[rproxy-devel] rdiff deltas not very good compared to pysync, why?

Shirish H. Phatak shirish@tacitnetworks.com
Thu, 18 Apr 2002 10:14:43 -0400


   Can I have a look at the test files? I believe my patch which 
improves the size of deltas for sequences of matches is already in 
0.9.4+. This patch also fixed a rolling checksum bug.

    I am not very familliar with pysync, but I could definitely take a 
look at the rdiff output to see if anything is obviously wrong.


Donovan Baarda wrote:

>Just been doing some work on librsync for a Python extension, and noticed
>that it is producing deltas more than twice as big as pysync produces, using
>the same block size. I'm using the released v0.9.5 code.
>I'm using some test files I generated for pysync testing. These consist of a
>256K random data "oldfile.bin", and a slightly larger "newfile.bin" that
>includes random edits (insert,replace,delete,copy) of "oldfile.bin". Because
>this is all random data, it doesn't compress.
>pyproxy can produce both rsync and xdelta style deltas. The xdelta results
>should be pretty close to optimal, so they make a good basis to compare
>The default block size for pyproxy is 1024, so I used "-b 1024" when running
>rdiff to force the same block size.
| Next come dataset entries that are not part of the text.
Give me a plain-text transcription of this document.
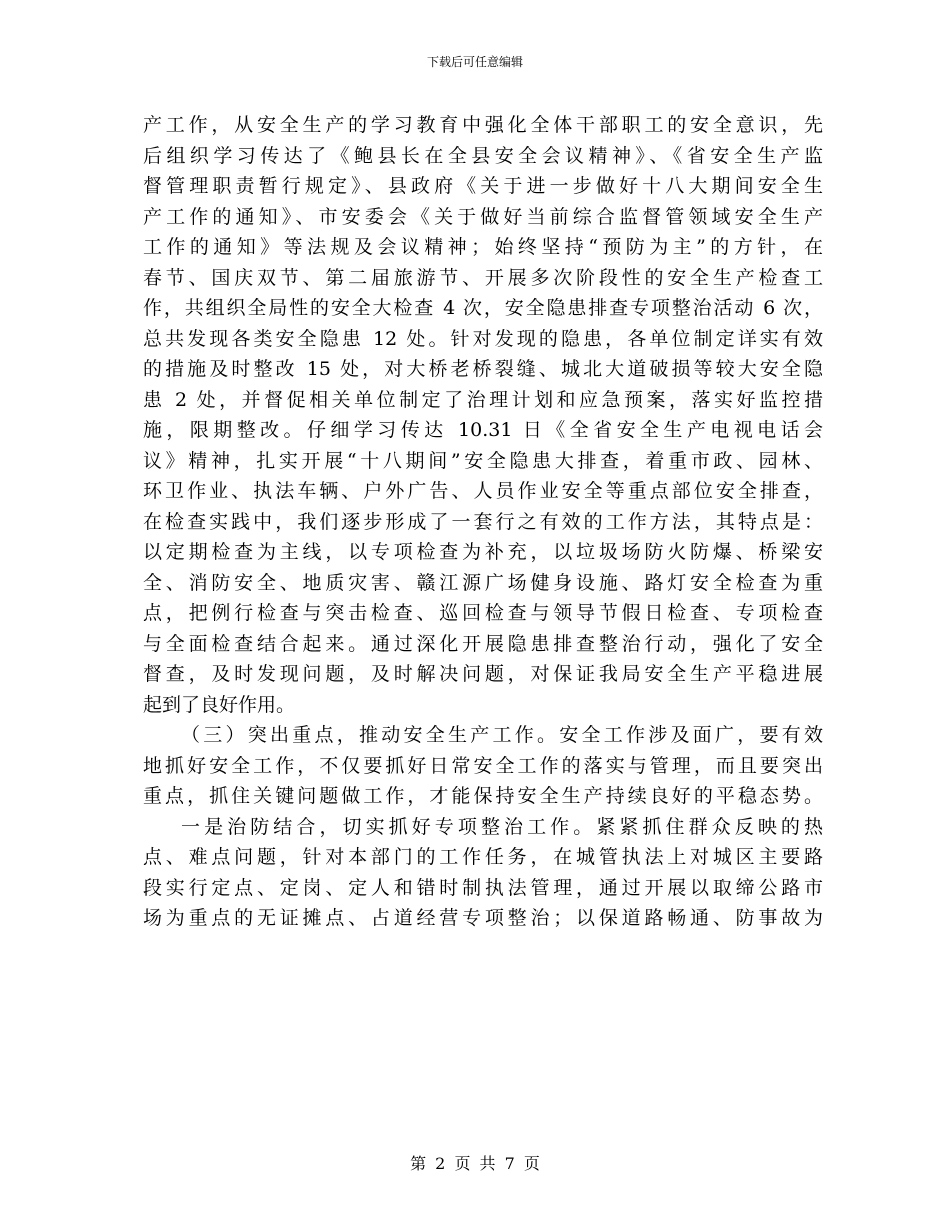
下载后可任意编辑
产工作，从安全生产的学习教育中强化全体干部职工的安全意识，先
后组织学习传达了《鲍县长在全县安全会议精神》、《省安全生产监
督管理职责暂行规定》、县政府《关于进一步做好十八大期间安全生
产工作的通知》、市安委会《关于做好当前综合监督管领域安全生产
工作的通知》等法规及会议精神；始终坚持“预防为主”的方针，在
春节、国庆双节、第二届旅游节、开展多次阶段性的安全生产检查工
作，共组织全局性的安全大检查 4 次，安全隐患排查专项整治活动 6 次，
总共发现各类安全隐患 12 处。针对发现的隐患，各单位制定详实有效
的措施及时整改 15 处，对大桥老桥裂缝、城北大道破损等较大安全隐
患 2 处，并督促相关单位制定了治理计划和应急预案，落实好监控措
施，限期整改。仔细学习传达 10.31 日《全省安全生产电视电话会
议》精神，扎实开展“十八期间”安全隐患大排查，着重市政、园林、
环卫作业、执法车辆、户外广告、人员作业安全等重点部位安全排查，
在检查实践中，我们逐步形成了一套行之有效的工作方法，其特点是：
以定期检查为主线，以专项检查为补充，以垃圾场防火防爆、桥梁安
全、消防安全、地质灾害、赣江源广场健身设施、路灯安全检查为重
点，把例行检查与突击检查、巡回检查与领导节假日检查、专项检查
与全面检查结合起来。通过深化开展隐患排查整治行动，强化了安全
督查，及时发现问题，及时解决问题，对保证我局安全生产平稳进展
起到了良好作用。
（三）突出重点，推动安全生产工作。安全工作涉及面广，要有效
地抓好安全工作，不仅要抓好日常安全工作的落实与管理，而且要突出
重点，抓住关键问题做工作，才能保持安全生产持续良好的平稳态势。
一是治防结合，切实抓好专项整治工作。紧紧抓住群众反映的热
点、难点问题，针对本部门的工作任务，在城管执法上对城区主要路
段实行定点、定岗、定人和错时制执法管理，通过开展以取缔公路市
场为重点的无证摊点、占道经营专项整治；以保道路畅通、防事故为
第 2 页 共 7 页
The results I got were;
>Operation     	       size
>source oldfile.bin     262144
>target newfile.bin     325316
>rdiff signature	         3084
>pyproxy sig	         8090
>pyproxy xdelta	       103463
>pyproxy rdelta	       131389
>rdiff delta	       319252
>As you can see, the "rdiff signature" was less than half the size of than
>"pysync sig". This is understandable, as pysync uses a Python pickled dict
>of dicts for it's sigfile format.
>However, the "rdiff delta" is more than two times the size of "pysync
>rdiff", and more than three times the optimal "pyproxy xdelta". Since pysync
>uses a pickled Python list of (offset,length) tupples and insert strings, I
>find this very surprising. None of these are faulty, as a "patch" by any of
>the tools uses the correct result.
>Note that pysync does use gzip context compression (compressing the whole
>data stream, including hits, but only including the compressed output of
>misses), and I don't thing rdiff does. However, in this case the input data
>was all random so compression has no effect. Compressing any of the inputs
>or outputs yeilds negligable change.
>I haven't examined the librsync code to figure out why yet, but I suspect
>that there might be a bug in the rolling checksums. There is certainly
>something wrong.